The second volley hailed down. Kestrel stopped the four soldiers at the edge of the trees level with the road. Peering through the leaves, she saw that the guns had killed enough soldiers on this flank that gaps in the Valorian defenses here were wide. She spotted the wagon that must hold the black powder. A Valorian stepped out of it, lugging a cannonball in his arms. “Not that wagon,” she told the four. “I'll take the one next to it. The rest of you, each choose a different wagon. Ready?”

Kestrel's fingers trembled as she opened the matchbox.

A commander never shows fear,
her father said.

Her hand steadied. She lit a match.

They set their torches on fire.

Arin dodged the swing of the Valorian sword. He pulled the Needle free from his arm, felt pain spurt. Arin briefly eyed his attacker. A slender, quick form.

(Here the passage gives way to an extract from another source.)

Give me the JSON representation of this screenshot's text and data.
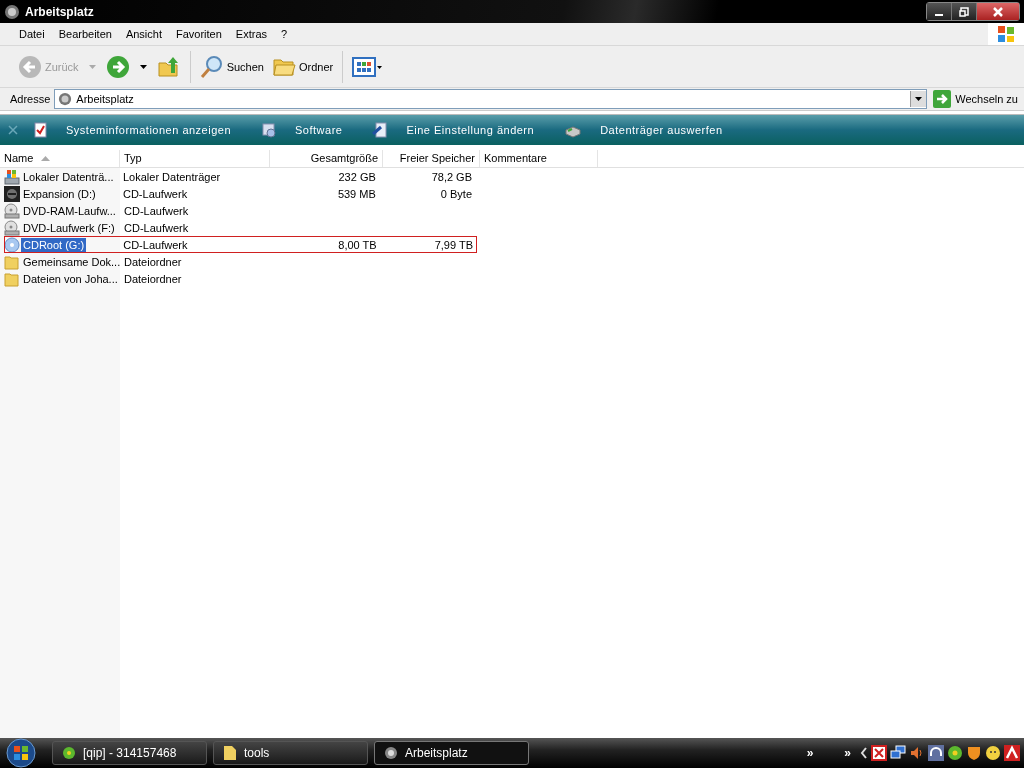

The Valorian lashed out again.

Just throw it and run,
Kestrel told herself.
Throw and run
.

She burst from the trees. Her boots hit stone paving.

A crossbow quarrel soared over her head. Another hit a Herrani soldier running alongside her. He sagged and dropped.

One of the four, a Dacran woman, snagged his torch from the ground and lobbed it at the nearest wagon. Its canvas cover flared into flame.

Kestrel kept running. She couldn't see what the woman did with the second torch, but heard a howl of pain, a shrieking eastern curse. Kestrel understood only one word of it:
fire
. The sirrin sap, Kestrel thought. Maybe it had run down the woman's arm. Maybe the Dacran was burning alive.

Kestrel forced herself to run faster. Valorian soldiers were scattered now, disordered, cut off from the general.

She heard another wagon crackle with fire. She ran erratically toward her target.
Never a straight line if you have to run,
her father said
. Other wise you're too easy to sight and shoot.

She got shot anyway. An arrow hit her chest.